BS: Bisulphite sequencing; CTRL: Control; DMR: Differentially methylated region; FDR: First-degree relatives; PBL: Peripheral blood leukocytes; SD: Standard deviation; SVF: Stromal vascular fraction cells.

Figure 7. PTPRD DNA methylation in peripheral blood leukocytes from obese and lean subjects.

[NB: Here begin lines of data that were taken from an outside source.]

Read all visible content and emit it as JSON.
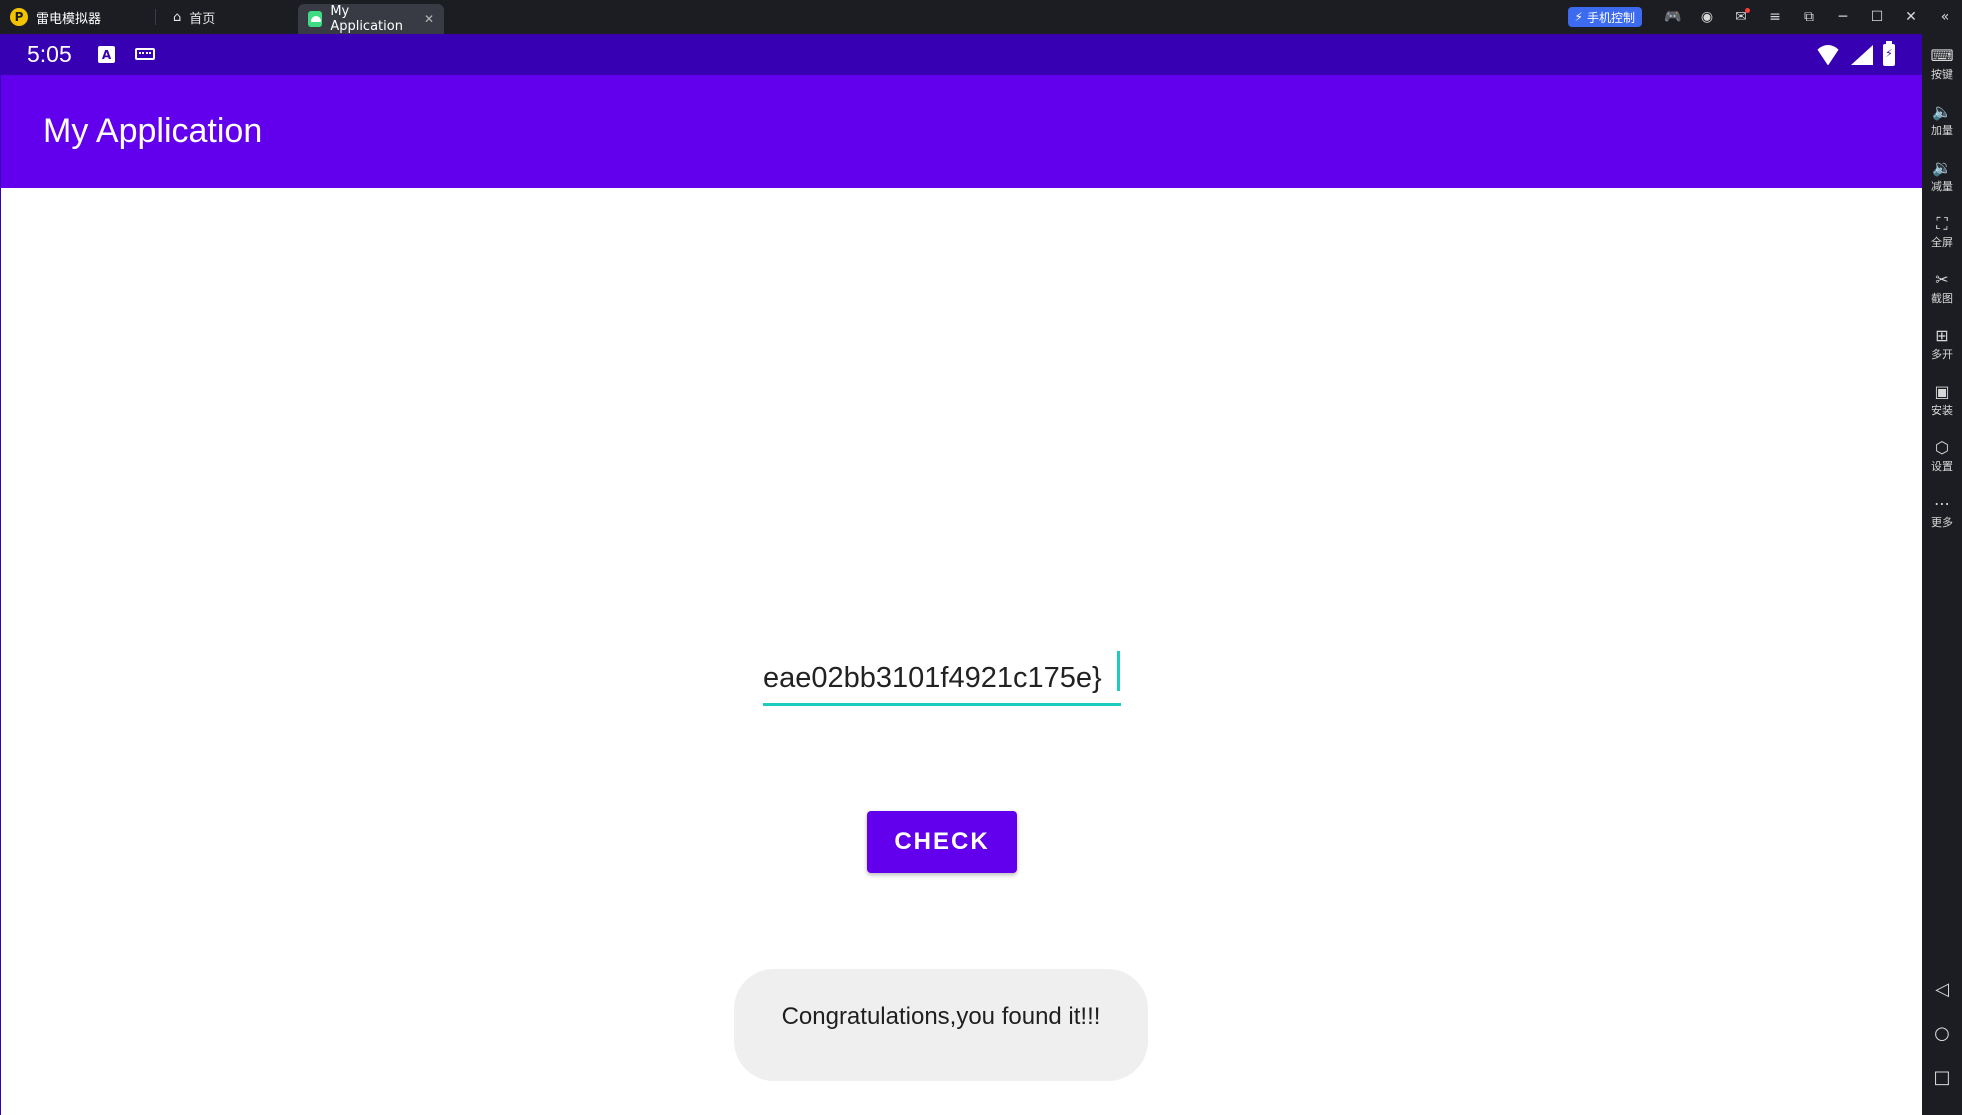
{
  "emulator": {
    "name": "雷电模拟器",
    "tabs": [
      {
        "label": "首页",
        "icon": "home-icon"
      },
      {
        "label": "My Application",
        "icon": "android-app-icon",
        "active": true
      }
    ],
    "phone_control_label": "手机控制",
    "sidebar": [
      {
        "label": "按键",
        "icon": "keyboard-icon"
      },
      {
        "label": "加量",
        "icon": "volume-up-icon"
      },
      {
        "label": "减量",
        "icon": "volume-down-icon"
      },
      {
        "label": "全屏",
        "icon": "fullscreen-icon"
      },
      {
        "label": "截图",
        "icon": "scissors-icon"
      },
      {
        "label": "多开",
        "icon": "multi-instance-icon"
      },
      {
        "label": "安装",
        "icon": "apk-install-icon"
      },
      {
        "label": "设置",
        "icon": "settings-icon"
      },
      {
        "label": "更多",
        "icon": "more-icon"
      }
    ]
  },
  "statusbar": {
    "time": "5:05",
    "notification_letter": "A"
  },
  "app": {
    "title": "My Application",
    "input_value": "eae02bb3101f4921c175e}",
    "check_button": "CHECK",
    "toast": "Congratulations,you found it!!!"
  },
  "colors": {
    "primary": "#6200ee",
    "primary_dark": "#3700b3",
    "accent": "#1ecbc0"
  }
}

(A) BS analysis of PTPRD DMR in PBL from obese (n = 10) and lean (n = 10) subjects from the replication group. Data points represent DNA methylation percentage at the PTPRD-associated DMR. Mean values ± SD are also shown. ***p < 0.001 in a two-tailed Mann“Whitney U-test. (B) Correlation between PBL PTPRD DNA methylation and BMI in obese (n = 10) and lean (n = 10) subjects. r correlation coefficient and p-values are indicated on the graph.

BS: Bisulphite sequencing; DMR: Differentially methylated region; PBL: Peripheral blood leukocytes; SD: Standard deviation.